How Rio Tinto can ensure its Aboriginal heritage review is transparent and independent

29 Jun 2020

This article was originally published on The Conversation.

Rio Tinto has committed to an internal review of its heritage management processes in the wake of its destruction of a 46,000-year-old Aboriginal heritage site in Western Australia last month.

After intense pressure from stakeholders and the announcement of a Senate inquiry, Rio Tinto has pledged to complete the review by October and make the findings public.

The board has appointed Michael L’Estrange, an independent non-executive director of Rio Tinto and former Australian high commissioner to the UK, to conduct the review.

The process will focus on Rio Tinto’s internal heritage standards, procedures, reporting and governance, and its relationship with the Puutu Kunti Kurama and Pinikura peoples in Western Australia.

But there are many questions about the inquiry that remain unanswered. For one, there is no indication L’Estrange will step aside from normal board duties to focus on the review, or that an independent investigating body will be created to support the process.

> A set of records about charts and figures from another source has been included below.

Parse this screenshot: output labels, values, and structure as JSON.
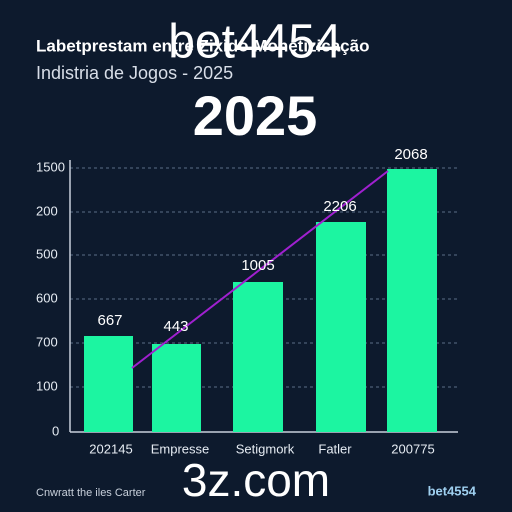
{
  "header": {
    "title": "Labetprestam entre Zixido Monetizicação",
    "overlay": "bet4454",
    "subtitle": "Indistria de Jogos - 2025",
    "year": "2025"
  },
  "axis": {
    "labels": [
      "1500",
      "200",
      "500",
      "600",
      "700",
      "100",
      "0"
    ]
  },
  "bars": [
    {
      "label": "667",
      "category": "202145"
    },
    {
      "label": "443",
      "category": "Empresse"
    },
    {
      "label": "1005",
      "category": "Setigmork"
    },
    {
      "label": "2206",
      "category": "Fatler"
    },
    {
      "label": "2068",
      "category": "200775"
    }
  ],
  "footer": {
    "domain": "3z.com",
    "credit": "Cnwratt the iles Carter",
    "brand": "bet4554"
  }
}
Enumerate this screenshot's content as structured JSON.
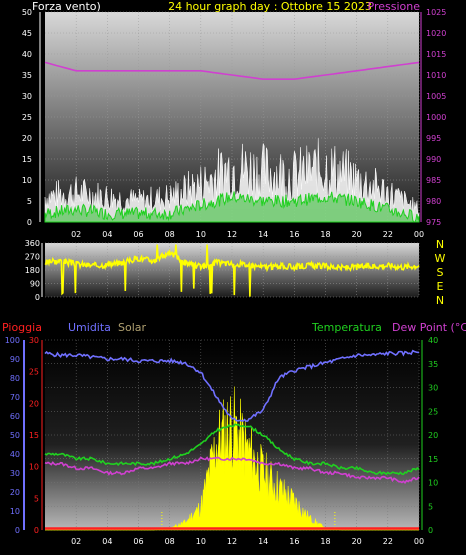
{
  "colors": {
    "background": "#000000",
    "wind": "#ffffff",
    "pressure": "#d040d0",
    "direction": "#ffff00",
    "rain": "#ff2020",
    "humidity": "#7070ff",
    "solar": "#ffff00",
    "temperature": "#20d020",
    "dewpoint": "#d040d0",
    "header_title": "#ffff00",
    "grid": "#888888"
  },
  "chart_data": [
    {
      "type": "line",
      "panel": "wind-pressure",
      "title": "24 hour graph day : Ottobre 15 2023",
      "left_label": "Forza vento)",
      "right_label": "Pressione",
      "x_ticks": [
        "02",
        "04",
        "06",
        "08",
        "10",
        "12",
        "14",
        "16",
        "18",
        "20",
        "22",
        "00"
      ],
      "y_left_ticks": [
        0,
        5,
        10,
        15,
        20,
        25,
        30,
        35,
        40,
        45,
        50
      ],
      "y_right_ticks": [
        975,
        980,
        985,
        990,
        995,
        1000,
        1005,
        1010,
        1015,
        1020,
        1025
      ],
      "ylim_left": [
        0,
        50
      ],
      "ylim_right": [
        975,
        1025
      ],
      "x_hours": [
        0,
        2,
        4,
        6,
        8,
        10,
        12,
        14,
        16,
        18,
        20,
        22,
        24
      ],
      "gust_kmh": [
        6,
        7,
        6,
        5,
        6,
        9,
        13,
        12,
        11,
        13,
        10,
        7,
        3
      ],
      "wind_kmh": [
        2,
        3,
        2,
        2,
        2,
        4,
        6,
        5,
        5,
        6,
        5,
        3,
        1
      ],
      "pressure_hpa": [
        1013,
        1011,
        1011,
        1011,
        1011,
        1011,
        1010,
        1009,
        1009,
        1010,
        1011,
        1012,
        1013
      ]
    },
    {
      "type": "line",
      "panel": "wind-direction",
      "y_left_ticks": [
        0,
        90,
        180,
        270,
        360
      ],
      "right_labels": [
        "N",
        "W",
        "S",
        "E",
        "N"
      ],
      "ylim": [
        0,
        360
      ],
      "x_hours": [
        0,
        1,
        2,
        3,
        4,
        5,
        6,
        7,
        8,
        9,
        10,
        11,
        12,
        13,
        14,
        15,
        16,
        17,
        18,
        19,
        20,
        21,
        22,
        23,
        24
      ],
      "direction_deg": [
        230,
        240,
        220,
        210,
        215,
        230,
        260,
        240,
        300,
        230,
        200,
        230,
        220,
        215,
        200,
        205,
        200,
        210,
        205,
        195,
        200,
        205,
        210,
        200,
        210
      ]
    },
    {
      "type": "line",
      "panel": "rain-hum-solar-temp",
      "labels": {
        "rain": "Pioggia",
        "humidity": "Umidita",
        "solar": "Solar",
        "temperature": "Temperatura",
        "dewpoint": "Dew Point (°C)"
      },
      "y_humidity_ticks": [
        0,
        10,
        20,
        30,
        40,
        50,
        60,
        70,
        80,
        90,
        100
      ],
      "y_rain_ticks": [
        0,
        5,
        10,
        15,
        20,
        25,
        30
      ],
      "y_temp_ticks": [
        0,
        5,
        10,
        15,
        20,
        25,
        30,
        35,
        40
      ],
      "ylim_humidity": [
        0,
        100
      ],
      "ylim_rain": [
        0,
        30
      ],
      "ylim_temp": [
        0,
        40
      ],
      "x_hours": [
        0,
        1,
        2,
        3,
        4,
        5,
        6,
        7,
        8,
        9,
        10,
        11,
        12,
        13,
        14,
        15,
        16,
        17,
        18,
        19,
        20,
        21,
        22,
        23,
        24
      ],
      "humidity_pct": [
        93,
        92,
        92,
        91,
        90,
        90,
        89,
        89,
        89,
        88,
        83,
        70,
        58,
        58,
        63,
        80,
        84,
        86,
        88,
        90,
        92,
        92,
        93,
        93,
        94
      ],
      "temperature_c": [
        16,
        16,
        15,
        15,
        14,
        14,
        14,
        14,
        15,
        16,
        18,
        21,
        22,
        22,
        20,
        17,
        15,
        14,
        14,
        13,
        13,
        12,
        12,
        12,
        13
      ],
      "dewpoint_c": [
        14,
        14,
        13,
        13,
        12,
        12,
        13,
        13,
        14,
        14,
        15,
        15,
        15,
        15,
        14,
        14,
        13,
        13,
        12,
        12,
        11,
        11,
        11,
        10,
        11
      ],
      "solar_pct": [
        0,
        0,
        0,
        0,
        0,
        0,
        0,
        0,
        1,
        4,
        12,
        45,
        55,
        42,
        30,
        22,
        15,
        6,
        1,
        0,
        0,
        0,
        0,
        0,
        0
      ],
      "rain_mm": [
        0,
        0,
        0,
        0,
        0,
        0,
        0,
        0,
        0,
        0,
        0,
        0,
        0,
        0,
        0,
        0,
        0,
        0,
        0,
        0,
        0,
        0,
        0,
        0,
        0
      ]
    }
  ]
}
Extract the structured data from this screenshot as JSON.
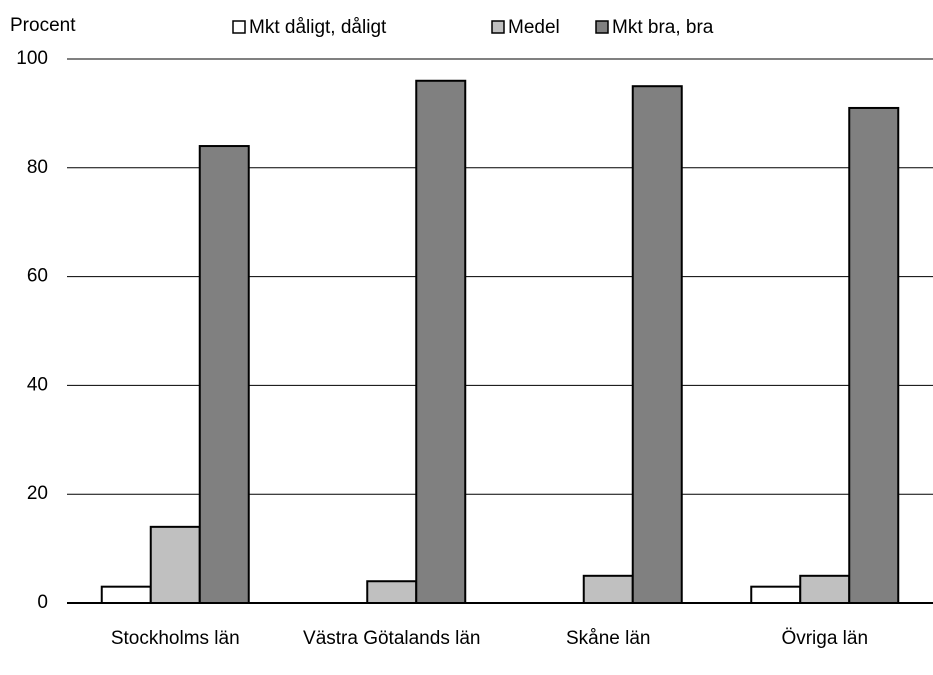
{
  "chart_data": {
    "type": "bar",
    "y_label": "Procent",
    "categories": [
      "Stockholms län",
      "Västra Götalands län",
      "Skåne län",
      "Övriga län"
    ],
    "series": [
      {
        "name": "Mkt dåligt, dåligt",
        "color": "#ffffff",
        "values": [
          3,
          0,
          0,
          3
        ]
      },
      {
        "name": "Medel",
        "color": "#c0c0c0",
        "values": [
          14,
          4,
          5,
          5
        ]
      },
      {
        "name": "Mkt bra, bra",
        "color": "#808080",
        "values": [
          84,
          96,
          95,
          91
        ]
      }
    ],
    "ylim": [
      0,
      100
    ],
    "yticks": [
      0,
      20,
      40,
      60,
      80,
      100
    ],
    "grid": true,
    "legend": "top"
  }
}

The credibility of the process hinges on a number of other factors, as well. These include the scope of the review, how it will be conducted, what will be disclosed publicly and who will be protected, and how will the company will respond to the review recommendations.

How other mining companies have conducted public inquiries

This is not the first time a mining giant has been thrust into the public spotlight and effectively forced to commission an independent inquiry on the impact of its operations on local communities.

Our preliminary research indicates public-private inquiries in mining can bring much-needed transparency to the industry’s typically closed approach to investigating contentious issues. They can also bring to light information that would have otherwise been invisible to the public.

The impact and effectiveness of such inquiries, however, relies on transparency over the scope, process and output itself.

For example, the global mining industry has another, very public inquiry currently underway: the Global Tailings Review (GTR).